Oh, man. I don’t know where she found out about Kool-Aid, but I know from experience it ranks up there with Sharpies when it comes to permanent skin coloration. Because I’m an idiot, I told her about the classic summer camp stunt where you find the kid with white sheets and sprinkle a packet of Kool-Aid powder into his bed. When the kid sweats during the night the moisture activates the Kool-Aid, and when he wakes up he looks like a pre-schooler’s finger painting. For the rest of summer camp.
“That’s mean,” she said.
“Yeah, that’s the point. This stuff might turn your hair red, but it will also dye your scalp. You don’t want people to make fun of you, right? How long is this supposed to last, anyway?”
She shrugged. “The website said six weeks.”

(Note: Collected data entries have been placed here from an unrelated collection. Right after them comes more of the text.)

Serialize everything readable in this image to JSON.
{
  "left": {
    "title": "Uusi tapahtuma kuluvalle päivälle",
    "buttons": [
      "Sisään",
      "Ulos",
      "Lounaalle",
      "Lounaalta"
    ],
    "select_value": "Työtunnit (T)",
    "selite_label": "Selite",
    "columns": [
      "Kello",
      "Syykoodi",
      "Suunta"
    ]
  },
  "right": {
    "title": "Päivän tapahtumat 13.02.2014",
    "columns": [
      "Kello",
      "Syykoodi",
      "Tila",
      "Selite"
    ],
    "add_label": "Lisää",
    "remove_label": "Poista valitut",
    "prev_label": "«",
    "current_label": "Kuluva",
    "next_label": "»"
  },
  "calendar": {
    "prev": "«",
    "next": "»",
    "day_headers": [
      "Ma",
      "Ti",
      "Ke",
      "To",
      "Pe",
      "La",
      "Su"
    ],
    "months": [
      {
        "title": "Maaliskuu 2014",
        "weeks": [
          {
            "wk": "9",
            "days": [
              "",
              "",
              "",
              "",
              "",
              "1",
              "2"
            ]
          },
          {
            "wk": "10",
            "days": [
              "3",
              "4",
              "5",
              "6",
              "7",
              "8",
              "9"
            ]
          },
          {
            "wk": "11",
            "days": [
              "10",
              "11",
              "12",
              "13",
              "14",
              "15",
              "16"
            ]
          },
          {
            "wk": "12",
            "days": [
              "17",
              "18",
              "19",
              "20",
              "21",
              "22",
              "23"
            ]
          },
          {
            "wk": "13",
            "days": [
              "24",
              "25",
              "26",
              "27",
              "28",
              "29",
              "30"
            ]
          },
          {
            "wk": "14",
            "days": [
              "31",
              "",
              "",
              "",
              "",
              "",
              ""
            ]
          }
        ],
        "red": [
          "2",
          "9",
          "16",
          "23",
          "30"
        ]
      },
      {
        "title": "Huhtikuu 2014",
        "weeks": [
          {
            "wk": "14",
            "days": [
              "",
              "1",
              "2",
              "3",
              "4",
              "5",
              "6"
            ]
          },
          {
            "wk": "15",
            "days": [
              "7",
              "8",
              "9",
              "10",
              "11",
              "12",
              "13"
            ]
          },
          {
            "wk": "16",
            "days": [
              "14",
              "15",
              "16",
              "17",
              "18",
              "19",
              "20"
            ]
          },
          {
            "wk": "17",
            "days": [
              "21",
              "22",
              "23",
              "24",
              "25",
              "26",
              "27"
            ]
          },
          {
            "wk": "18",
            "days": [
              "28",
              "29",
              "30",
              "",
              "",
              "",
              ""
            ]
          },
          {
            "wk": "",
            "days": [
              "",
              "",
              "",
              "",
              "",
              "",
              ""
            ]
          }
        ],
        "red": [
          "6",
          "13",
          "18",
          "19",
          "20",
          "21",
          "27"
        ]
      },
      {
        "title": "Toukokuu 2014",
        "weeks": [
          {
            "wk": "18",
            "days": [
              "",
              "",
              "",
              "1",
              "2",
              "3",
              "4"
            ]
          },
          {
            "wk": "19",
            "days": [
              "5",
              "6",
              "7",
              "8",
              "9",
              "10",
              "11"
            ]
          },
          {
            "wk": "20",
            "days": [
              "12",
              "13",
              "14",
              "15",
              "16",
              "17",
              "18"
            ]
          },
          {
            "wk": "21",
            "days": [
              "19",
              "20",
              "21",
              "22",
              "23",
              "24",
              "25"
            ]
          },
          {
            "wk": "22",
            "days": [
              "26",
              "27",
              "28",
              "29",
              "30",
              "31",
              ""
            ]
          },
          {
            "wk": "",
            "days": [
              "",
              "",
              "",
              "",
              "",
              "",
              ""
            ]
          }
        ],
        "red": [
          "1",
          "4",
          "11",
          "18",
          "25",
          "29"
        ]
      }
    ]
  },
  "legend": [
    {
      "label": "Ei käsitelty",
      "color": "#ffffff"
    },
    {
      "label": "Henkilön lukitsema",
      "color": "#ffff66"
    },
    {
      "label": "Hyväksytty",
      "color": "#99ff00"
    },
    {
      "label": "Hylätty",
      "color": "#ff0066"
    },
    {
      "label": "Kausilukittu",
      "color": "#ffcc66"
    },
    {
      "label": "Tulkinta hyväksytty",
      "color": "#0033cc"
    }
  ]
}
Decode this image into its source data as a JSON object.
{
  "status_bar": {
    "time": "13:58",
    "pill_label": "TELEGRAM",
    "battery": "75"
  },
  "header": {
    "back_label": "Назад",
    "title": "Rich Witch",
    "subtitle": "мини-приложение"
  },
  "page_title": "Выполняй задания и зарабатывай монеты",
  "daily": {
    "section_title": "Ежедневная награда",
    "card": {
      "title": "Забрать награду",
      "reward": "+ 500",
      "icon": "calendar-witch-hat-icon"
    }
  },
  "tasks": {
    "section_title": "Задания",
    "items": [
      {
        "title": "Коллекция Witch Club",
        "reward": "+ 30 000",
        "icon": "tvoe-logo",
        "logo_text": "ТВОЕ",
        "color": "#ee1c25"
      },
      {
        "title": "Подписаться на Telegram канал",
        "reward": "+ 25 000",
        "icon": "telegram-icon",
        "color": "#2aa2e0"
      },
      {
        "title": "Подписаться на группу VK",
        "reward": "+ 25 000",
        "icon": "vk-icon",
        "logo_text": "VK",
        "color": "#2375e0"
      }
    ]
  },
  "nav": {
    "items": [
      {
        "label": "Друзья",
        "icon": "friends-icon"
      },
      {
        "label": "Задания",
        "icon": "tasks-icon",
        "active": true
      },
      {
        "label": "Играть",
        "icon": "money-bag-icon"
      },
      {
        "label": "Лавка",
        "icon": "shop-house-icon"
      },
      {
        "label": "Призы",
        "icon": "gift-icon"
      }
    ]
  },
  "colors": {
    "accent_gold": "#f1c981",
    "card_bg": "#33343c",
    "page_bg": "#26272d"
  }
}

Good lord! Six weeks? And people let their kids drink this shit? “Oh, man, I don’t know. Maybe we should wait and ask your mom.”
Let me tell you something about daughters and fathers. Girls possess a magic gene that boys do not. This gene, when triggered, has the capability of turning a normally stolid, 200-pound man into a simpering mound of Jell-O. This gene’s outward manifestation consists of large, wet doe eyes and a pooched out lower lip. Throw in a slight head tilt, and daddy will buy you a BMW.
“Aw, all right. It’s just hair. It’ll grow out, right?” I said as I felt my spine liquify.
“Right! That’s what Mom says every time you get a haircut.”
I helped her get set up in the back yard, and she prepared for the transformation by mixing up a bowl of unsweetened Kool-Aid and cracking open a new roll of paper towels. Rat tail comb and hand mirror at the ready, she got down on her hands and knees in the grass and dunked her head.
Reluctantly, I participated by marking the time on my wristwatch and telling her when three minutes were up. While her head was in the bowl, I asked her how she was keeping the skin near her hairline from being dyed too.
Vaseline, she told me. “Well,” I said, “that’s not going to wash out very easily. Vaseline isn’t water soluble.”
“How do you know that?”
“None of your business,” I said. “Three minutes.”
She pulled her head from the bowl and squeezed the excess juice from her hair with paper towels. Then she wrapped the dyed segments in aluminum foil.
“Why do you do that?” I asked.
“Keep it from getting more dyed.”
“Yeah. Wouldn’t want that.” I held the mirror so she could see her foil wrapping. “You smell like a popsicle.”
“Black cherry,” she said. “And regular cherry.” She clamped back another section of hair and plunged her head back into the bowl. “Tell me when it’s three minutes.”
A half hour later she’d put all the stuff away, changed out of her black cherry-stained clothes, and combed out her tinted hair. I passed by the bathroom and saw her scowling at the mirror, turning her head slowly back and forth. “It’s not really red red. More like auburn. I was hoping it would be, like, cartoon red.”
She was right. The color was more like henna. More natural. In fact, I noticed later at the dinner table that it was now exactly the same shade as her brother’s hair.
“Well,” I said, “live and learn. I think it looks good. Besides, you should see the Kool-Aid mess you left in the yard. Totally red red. Looks like there was a Valentine’s Day Massacre in Mouseville.”
She laughed. “Don’t worry, Dad. It’s just grass. It’ll grow out, right?”